The next step is to train a neural network that computes $$r$$. What about?

(10)\begin{split} \begin{align} D(P_{\R{Z}}\|P_{\R{Z}'}) \approx \sup_{\substack{r:\mc{Z}\to \mathbb{R}_+\\ \frac1{n'}\sum_{i\in [n']} r(\R{Z}'_i)=1}} \frac1n \sum_{i\in [n]} \log r(\R{Z}_i) \end{align} \end{split}

How to impose the constraint on $$r$$ when training a neural network?

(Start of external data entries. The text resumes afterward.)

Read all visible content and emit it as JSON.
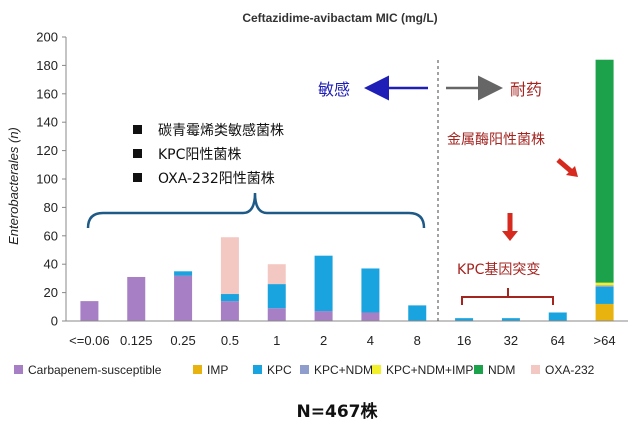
{
  "chart_data": {
    "type": "bar",
    "stacked": true,
    "title": "Ceftazidime-avibactam MIC (mg/L)",
    "ylabel": "Enterobacterales (n)",
    "xlabel": "",
    "ylim": [
      0,
      200
    ],
    "yticks": [
      0,
      20,
      40,
      60,
      80,
      100,
      120,
      140,
      160,
      180,
      200
    ],
    "grid": false,
    "legend_position": "bottom",
    "categories": [
      "<=0.06",
      "0.125",
      "0.25",
      "0.5",
      "1",
      "2",
      "4",
      "8",
      "16",
      "32",
      "64",
      ">64"
    ],
    "series": [
      {
        "name": "Carbapenem-susceptible",
        "color": "#a77fc4",
        "values": [
          14,
          31,
          32,
          14,
          9,
          7,
          6,
          0,
          0,
          0,
          0,
          0
        ]
      },
      {
        "name": "IMP",
        "color": "#e9b30f",
        "values": [
          0,
          0,
          0,
          0,
          0,
          0,
          0,
          0,
          0,
          0,
          0,
          12
        ]
      },
      {
        "name": "KPC",
        "color": "#1aa4df",
        "values": [
          0,
          0,
          3,
          5,
          17,
          39,
          31,
          11,
          2,
          2,
          6,
          12
        ]
      },
      {
        "name": "KPC+NDM",
        "color": "#8f9dcc",
        "values": [
          0,
          0,
          0,
          0,
          0,
          0,
          0,
          0,
          0,
          0,
          0,
          1
        ]
      },
      {
        "name": "KPC+NDM+IMP",
        "color": "#f2ef2b",
        "values": [
          0,
          0,
          0,
          0,
          0,
          0,
          0,
          0,
          0,
          0,
          0,
          2
        ]
      },
      {
        "name": "NDM",
        "color": "#1ca24a",
        "values": [
          0,
          0,
          0,
          0,
          0,
          0,
          0,
          0,
          0,
          0,
          0,
          157
        ]
      },
      {
        "name": "OXA-232",
        "color": "#f3c8c2",
        "values": [
          0,
          0,
          0,
          40,
          14,
          0,
          0,
          0,
          0,
          0,
          0,
          0
        ]
      }
    ],
    "annotations": {
      "sensitive_label": "敏感",
      "resistant_label": "耐药",
      "bracket_group_items": [
        "碳青霉烯类敏感菌株",
        "KPC阳性菌株",
        "OXA-232阳性菌株"
      ],
      "kpc_mutation_label": "KPC基因突变",
      "metallo_label": "金属酶阳性菌株"
    },
    "footer": "N=467株"
  }
}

We can apply a change of variable:

(11)\begin{align} r(z)&=\frac{e^{t(z)}}{E[e^{t(\R{Z}')}]}. \end{align}

Exercise

Show that $$r$$ defined in (11) satisfies the constraint in (7) for all real-valued function $$t:\mc{Z}\to \mathbb{R}$$.

Solution

\begin{align} E\left[ \frac{e^{t(\R{Z}')}}{E[e^{t(\R{Z}')}]} \right] = \frac{E\left[ e^{t(\R{Z}')} \right]}{E[e^{t(\R{Z}')}]} = 1. \end{align}

Substituting (11) into (7) gives the well-known Donsker-Varadhan (DV) formula [1]:

(12)\begin{align} D(P_{\R{Z}}\|P_{\R{Z}'}) = \sup_{t: \mc{Z} \to \mathbb{R}} E[t(\R{Z})] - \log E[e^{t(\R{Z}')}] \end{align}

where the optimal $$t$$ satisfies

(13)\begin{align} t(\R{Z}) = \log \frac{dP_{\R{Z}}(\R{Z})}{dP_{\R{Z}'}(\R{Z})} + c \end{align}

almost surely for some constant $$c$$.

The divergence can be estimated as follows instead of (10):

(14)\begin{align} D(P_{\R{Z}}\|P_{\R{Z}'}) \approx \sup_{t: \mc{Z} \to \mathbb{R}} \frac1n \sum_{i\in [n]} t(\R{Z}_i) - \frac1{n'}\sum_{i\in [n']} e^{t(\R{Z}'_i)} \end{align}

In summary, the neural estimation of KL divergence is a sample average of (2) but

$D(P_{\R{Z}}\| P_{\R{Z}'}) = \underset{\stackrel{\uparrow}\sup_t}{} \overbrace{E}^{\op{avg}} \bigg[ \log \underbrace{\frac{P_{\R{Z}}(\R{Z})}{P_{\R{Z}'}(\R{Z})}}_{\frac{e^{t(\R{Z})}}{\underbrace{E}_{\op{avg}}[e^{t(\R{Z}')}]}} \bigg].$

but with the unknown density ratio replaced by (11) trained as a neural network.